Assuming you had the Biocon then hold the stock as it is currently trading near its one of the strong supports which range around 200-220 price. As at broader level Indian stock market do not look into negative zone and rather it has sustain the last drop in march 23. So, the stock is in diminishing mode and does not look to at very much upside. Because it is already a overvalued stock and may gain bounce back again with broader market gains within a range of 265-280 price and also track with TA if it goes beyond 275.
But if it goes again below 210 then exit and look for other stock to invest or wait till its another bounce back to for reentry/more investment.
The company is good and profitable its just it is overvalued right now.
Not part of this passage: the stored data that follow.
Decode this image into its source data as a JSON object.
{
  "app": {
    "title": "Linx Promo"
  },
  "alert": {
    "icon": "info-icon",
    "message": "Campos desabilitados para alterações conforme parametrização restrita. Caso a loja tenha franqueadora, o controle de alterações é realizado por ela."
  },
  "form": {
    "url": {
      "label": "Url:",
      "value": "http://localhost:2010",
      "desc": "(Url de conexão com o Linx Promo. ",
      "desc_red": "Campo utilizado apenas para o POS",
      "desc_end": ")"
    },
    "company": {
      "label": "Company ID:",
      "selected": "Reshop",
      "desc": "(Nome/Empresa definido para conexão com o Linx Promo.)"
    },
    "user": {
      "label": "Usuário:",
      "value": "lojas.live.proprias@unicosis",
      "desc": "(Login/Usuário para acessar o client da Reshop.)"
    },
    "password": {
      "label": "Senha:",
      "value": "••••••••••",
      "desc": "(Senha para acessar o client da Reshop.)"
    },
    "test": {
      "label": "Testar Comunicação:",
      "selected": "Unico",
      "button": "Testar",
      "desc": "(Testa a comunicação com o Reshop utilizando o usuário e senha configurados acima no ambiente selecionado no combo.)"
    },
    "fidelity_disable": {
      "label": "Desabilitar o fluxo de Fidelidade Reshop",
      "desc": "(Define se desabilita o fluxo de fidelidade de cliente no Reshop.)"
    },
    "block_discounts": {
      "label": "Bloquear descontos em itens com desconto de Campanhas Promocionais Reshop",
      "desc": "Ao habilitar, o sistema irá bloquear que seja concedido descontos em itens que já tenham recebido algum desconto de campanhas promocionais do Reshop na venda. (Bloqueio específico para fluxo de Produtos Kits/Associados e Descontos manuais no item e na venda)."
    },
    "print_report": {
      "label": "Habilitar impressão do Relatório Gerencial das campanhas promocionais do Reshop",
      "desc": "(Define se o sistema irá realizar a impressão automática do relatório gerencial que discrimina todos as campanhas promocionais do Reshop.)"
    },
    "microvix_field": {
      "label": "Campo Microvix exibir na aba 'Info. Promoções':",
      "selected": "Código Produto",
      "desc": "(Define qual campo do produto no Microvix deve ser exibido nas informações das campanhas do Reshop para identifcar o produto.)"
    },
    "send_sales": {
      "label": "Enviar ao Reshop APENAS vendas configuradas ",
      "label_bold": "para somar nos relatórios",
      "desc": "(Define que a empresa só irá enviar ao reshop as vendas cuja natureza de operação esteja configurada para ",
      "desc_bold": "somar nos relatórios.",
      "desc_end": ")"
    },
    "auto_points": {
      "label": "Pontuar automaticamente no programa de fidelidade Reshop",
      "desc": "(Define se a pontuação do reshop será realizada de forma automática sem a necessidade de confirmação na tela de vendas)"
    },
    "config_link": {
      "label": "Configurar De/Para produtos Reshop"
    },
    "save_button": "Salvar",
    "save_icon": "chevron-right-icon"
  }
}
So not much interest by new players investing into stock. So price would range bound. May sudden rise come after 1-2 years later till does not look very prominent to give return more than 12% pa for next 2 years until something like covid happen.

Certainly, only if you want to make new investment into this stock then you should buy at a price of around 230-240 price with reasonable capital on which you can bear a loss upto 15-20% because it may rise a bit with 2 year perspective around 300 price or may fall again around 200-210 price as per its currently diminishing mode and below that do not thing good to hold the stock.
Otherwise, if want to make new investment then pls do find other stock and not a diminishing mode stock.

I am not a legally authorized person to advice. Even they are also wrong in this market. So, just relate and keep the perspective which you understand and ignore others.